Hacker News new | ask | show | jobs
by jjoonathan 1954 days ago
SIMT is a much more convenient programming model than SIMD for wide compute, though. So much so that I think the marketing around CUDA cores isn't merely reasonable but for many applications actually strikes closer to the truth than counting ALUs or independent threads.

If you count ALUs, you see that the CPU has many of them, but you don't see how difficult it is to chunk up data to keep those fed.

If you count independent threads, you see that the GPU has few of them, but you don't see how it conceptually has many threads, which simplifies the programming of each thread while gracefully degrading only in proportion to how much branching you actually use.

1 comments

I definitely agree with it being a useful model, after all that is the the way GPUs are presented to programmers. But when getting into detailed performance comparisons, especially with CPUs, that simplified model breaks down quickly and becomes a hindrance. Which is why I think it's unfortunate that NVidia (deliberately) uses the term "core" that leads people to believe they can make a direct comparison to CPUs. Comparisons that coincidentally lead people to believe GPUs are much more special than they actually are.
In detailed comparisons all simplified models break down. Tallying max theoretical compute is only appropriate if you're going to put in the effort to actually use it, which is exceedingly rare, even in compute kernels that have supposedly had lots of love and attention already paid to them. So the human factor has to be included in the model and the human factor consistently de-rates SIMD more than it does SIMT.

I realize that under the covers this is more of a compiler/language thing than a compute model thing, but for whatever reason I just don't see much SIMT code targeting CPUs, so again, human factor.

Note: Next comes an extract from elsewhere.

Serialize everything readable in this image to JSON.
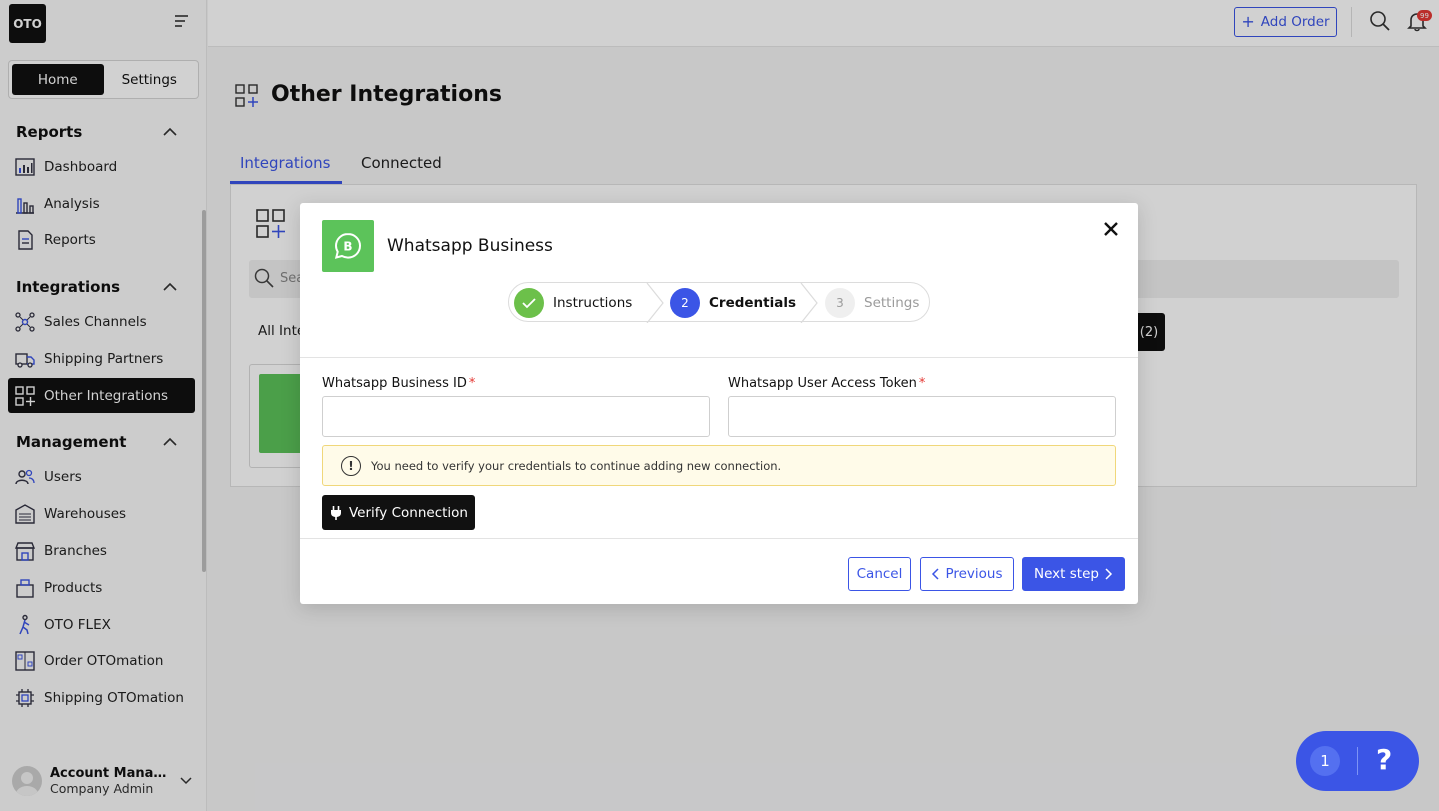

My primary objection is not to the SIMT model, but NVidia reusing a term with an established meaning ("core") for something completely different and incomparable. Other companies terms like "execution units", "compute units" and "stream processors" (although perhaps not as much the last) are much more truthful about the nature of GPUs without hindering the programming model at all.
From the standpoint of a programmer who doesn't want to suffer through constant DIY chunking and packing (very close to my personal definition of hell), a CUDA core looks a lot like a CPU core. From the point of view of someone not writing the code, a CUDA core looks like merely another FPU.